Şiddet ve Bağımlılık İlişkisi
Şimşek, bağımlılıkla şiddet arasındaki ilişkiye dair de şu noktalara dikkat çekti: “Şiddeti doğrudan bağımlılıkla ilişkilendirmek çok mümkün değil. Araştırmalar, bağımlıların şiddete meyilli olduğundan ziyade, şiddet uygulamak için bağımlılık yapan maddelere yöneldiklerini gösteriyor. Direk olarak ‘bağımlılar şiddete meyilli’ gibi bir sonuç çıkardığımızda, bu etiketleyici bir yaklaşım oluyor. Unutmamalıyız ki, bu bir hastalıktır ve biz hastayı etiketlemiş oluyoruz. Ancak böyle bir ilişki olduğunu söyleyebiliriz. Maalesef bu konuda yapılan araştırmalar yetersiz, bu nedenle klinik gözlemler üzerinden konuşabiliyoruz. Metamfetamin kullanımında ciddi bir artış var ve son dönemde A4 maddesi, özellikle sosyo-kültürel düzeyi daha düşük gruplarda karşımıza çıkıyor. Bu kullanım yaşı ise ergenlik dönemine kadar inmiş durumda.”

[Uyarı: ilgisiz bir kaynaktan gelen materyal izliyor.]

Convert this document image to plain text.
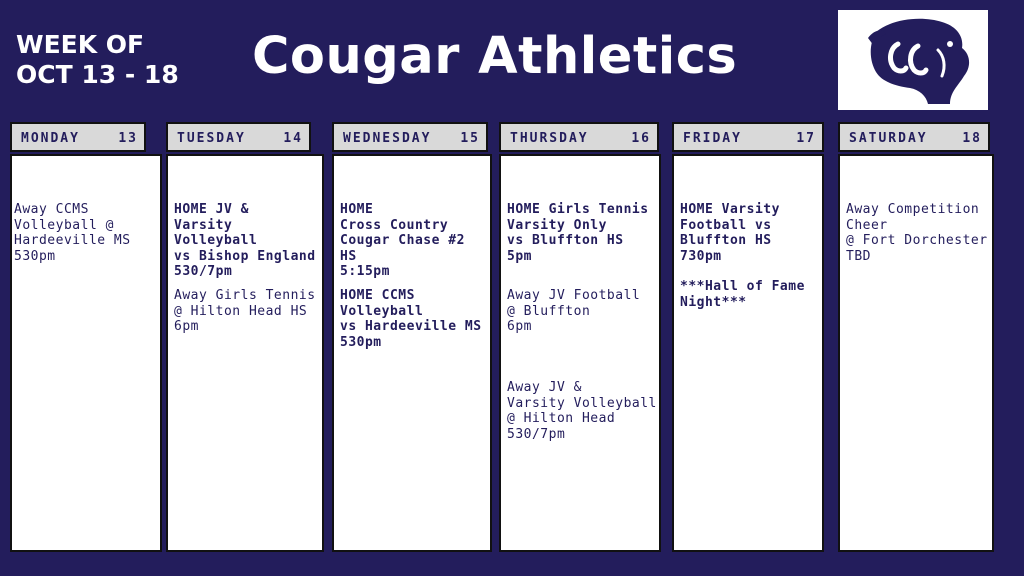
WEEK OF
OCT 13 - 18 Cougar Athletics
MONDAY	13
Away CCMS
Volleyball @
Hardeeville MS
530pm
TUESDAY	14
HOME JV &
Varsity Volleyball
vs Bishop England
530/7pm
Away Girls Tennis
@ Hilton Head HS
6pm
WEDNESDAY 15
HOME
Cross Country
Cougar Chase #2
HS
5:15pm
HOME CCMS
Volleyball
vs Hardeeville MS
530pm
THURSDAY	16
HOME Girls Tennis
Varsity Only
vs Bluffton HS
5pm
Away JV Football
@ Bluffton
6pm
Away JV &
Varsity Volleyball
@ Hilton Head
530/7pm
FRIDAY	17
HOME Varsity
Football vs
Bluffton HS
730pm
***Hall of Fame
Night***
SATURDAY	18
Away Competition
Cheer
@ Fort Dorchester
TBD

Genetik Faktörler ve Bağımlılık
Etkinlikte söz alan Prof. Dr. Wım Van Den Brink, yapılan bir araştırmanın çarpıcı sonuçlarını paylaştı: “Alkol bağımlılığı olan ebeveynlerin çocuklarında artan bir risk görüyoruz. Bu durum genetik veya ailesel olabilir; eğer ebeveynlerinizde alkol bağımlılığı varsa, sizin de alkole bağımlı olma olasılığınız yüksek. 2020 yılında yayımlanan bir genom çalışmamız ise genetik faktörlere baktığımızda, madde kullanımı, dikkat eksikliği, otizm ve majör depresyonun aynı genetik risk faktörlerini paylaştığını gösterdi. Ayrıca yapılan araştırmalar, dikkat eksikliği ve hiperaktivite bozukluğu olan bireylerin bağımlılığa yatkınlığının %50 daha yüksek olduğunu ortaya koyuyor.”
“Hayatımda 25 Yılımı Götürdü”
Etkinlikte söz alan İyileşme Danışmanı ve eski bağımlı Mert Kamçı, kendi deneyimlerinden bahsetti: “11 yaşında tiner ve bali gibi uçucu maddeler kullanmaya başladım. 2010 yılında eroin ve metamfetamin kullanmaya yöneldim. Tedavi sürecimin ardından 9 yıldır temizim ve şu an bir tedavi ekibinin içinde, hastanede iyileşme danışmanı olarak çalışıyorum. Uyuşturucuya arkadaş çevremin etkisiyle başladım; bu durum hayatımdan 25 yılı götürdü. Öğrendiğim en önemli şey, böyle bir durumda olan kişileri tedaviye yönlendirmek olacaktır.”